While I am aware of patch-based training, I would prefer to explore alternative approaches for several reasons. Model parallelism seems like a promising solution, but it may be highly inefficient, as it would utilize a single GPU for a limited number of convolutions while handling large volumes.

Ideally, I would like to split the input tensor across multiple GPUs, allowing for parallel processing, and then aggregate the results into a single tensor. However, I have been unable to find any libraries or frameworks that provide such functionality.

As an example, let’s consider applying a 3x3 convolutional filter with a stride of 1 and padding of 1 to a 1x10x10 image. We can split the image into four chunks, resulting in four 1x6x6 images, and send each of them to a different GPU. Next, I can have all GPUs apply the same conv filter to these different “chunks” of the input and, afterward, combine these chunks back into a single tensor.

I would greatly appreciate any guidance or suggestions on how to address this problem more effectively. Thank you in advance for your assistance.

Best regards,
Luca

https://www.kernel-operations.io/keops/index.html
You could always use pytorch keops, which allows for differentiable operations with pytorch on huge tensors (their examples use 2000000x3 tensors). Not sure if DDP support is a firm yes, their github is a bit hazy on that.

Hi Andrew, thanks for referencing me such a cool library!
I tried to dig into it but I’m not sure how to employ it to perform a convolution (or a transpose convolution) using PyTorch. Moreover, I couldn’t find anyone employing such a library to perform classical operations such as Linear or Convolution. Looks like it doesn’t really fit my need, because as soon as i try to instantiate a 3D tensor as a LazyTensor, it complains about the fact that its shape should be one of (…,M,1,D), (…,1,N,D) or (…,1,1,D), while mine would be (B, C, M, N, D) as it is a 3D volume.

I’m not familiar with your particular use case.

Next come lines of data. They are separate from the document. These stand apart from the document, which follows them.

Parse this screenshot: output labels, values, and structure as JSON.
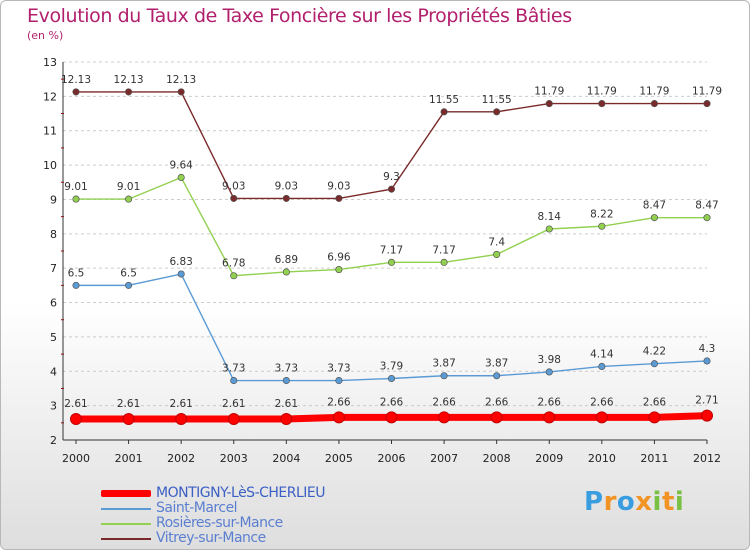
{
  "chart_data": {
    "type": "line",
    "title": "Evolution du Taux de Taxe Foncière sur les Propriétés Bâties",
    "unit_label": "(en %)",
    "x": [
      "2000",
      "2001",
      "2002",
      "2003",
      "2004",
      "2005",
      "2006",
      "2007",
      "2008",
      "2009",
      "2010",
      "2011",
      "2012"
    ],
    "ylim": [
      2,
      13
    ],
    "yticks": [
      "2",
      "3",
      "4",
      "5",
      "6",
      "7",
      "8",
      "9",
      "10",
      "11",
      "12",
      "13"
    ],
    "grid": "horizontal dashed",
    "legend_position": "bottom-left",
    "series": [
      {
        "name": "MONTIGNY-LèS-CHERLIEU",
        "color": "#ff0000",
        "values": [
          2.61,
          2.61,
          2.61,
          2.61,
          2.61,
          2.66,
          2.66,
          2.66,
          2.66,
          2.66,
          2.66,
          2.66,
          2.71
        ],
        "labels": [
          "2.61",
          "2.61",
          "2.61",
          "2.61",
          "2.61",
          "2.66",
          "2.66",
          "2.66",
          "2.66",
          "2.66",
          "2.66",
          "2.66",
          "2.71"
        ]
      },
      {
        "name": "Saint-Marcel",
        "color": "#5b9bd5",
        "values": [
          6.5,
          6.5,
          6.83,
          3.73,
          3.73,
          3.73,
          3.79,
          3.87,
          3.87,
          3.98,
          4.14,
          4.22,
          4.3
        ],
        "labels": [
          "6.5",
          "6.5",
          "6.83",
          "3.73",
          "3.73",
          "3.73",
          "3.79",
          "3.87",
          "3.87",
          "3.98",
          "4.14",
          "4.22",
          "4.3"
        ]
      },
      {
        "name": "Rosières-sur-Mance",
        "color": "#92d050",
        "values": [
          9.01,
          9.01,
          9.64,
          6.78,
          6.89,
          6.96,
          7.17,
          7.17,
          7.4,
          8.14,
          8.22,
          8.47,
          8.47
        ],
        "labels": [
          "9.01",
          "9.01",
          "9.64",
          "6.78",
          "6.89",
          "6.96",
          "7.17",
          "7.17",
          "7.4",
          "8.14",
          "8.22",
          "8.47",
          "8.47"
        ]
      },
      {
        "name": "Vitrey-sur-Mance",
        "color": "#7a2a2a",
        "values": [
          12.13,
          12.13,
          12.13,
          9.03,
          9.03,
          9.03,
          9.3,
          11.55,
          11.55,
          11.79,
          11.79,
          11.79,
          11.79
        ],
        "labels": [
          "12.13",
          "12.13",
          "12.13",
          "9.03",
          "9.03",
          "9.03",
          "9.3",
          "11.55",
          "11.55",
          "11.79",
          "11.79",
          "11.79",
          "11.79"
        ]
      }
    ]
  },
  "brand": {
    "letters": [
      "P",
      "r",
      "o",
      "x",
      "i",
      "t",
      "i"
    ],
    "colors": [
      "#3a9de0",
      "#f29325",
      "#3a9de0",
      "#f29325",
      "#7ac143",
      "#f29325",
      "#7ac143"
    ]
  }
}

I have used pykeops in the past to implement 3D point cloud convs.

As a generic recommendation:

  1. You can try depth-wise convs for 3D, think like mobilenet-like networks
  2. You can try grouped convs for 3D, think like shufflenet like networks
    – For 1/2 you can use https://github.com/okankop/Efficient-3DCNNs which I’ve used in the past, this can sharply cut down on the memory usage
  3. You can try activation checkpointing (aka gradient checkpointing), see the pytorch torch.utils.checkpoint.checkpoint function
  4. As an alternative to 3, Deepspeed provides the deepspeed.checkpointing.checkpoint function, which provides the checkpoint_in_cpu option, when turned on will move the activations into memory rather than recomputing them. I’ve never used the deepspeed implementation.
  5. If you are running out of memory in the backwards pass, you can try FSDP, which is an official pytorch function.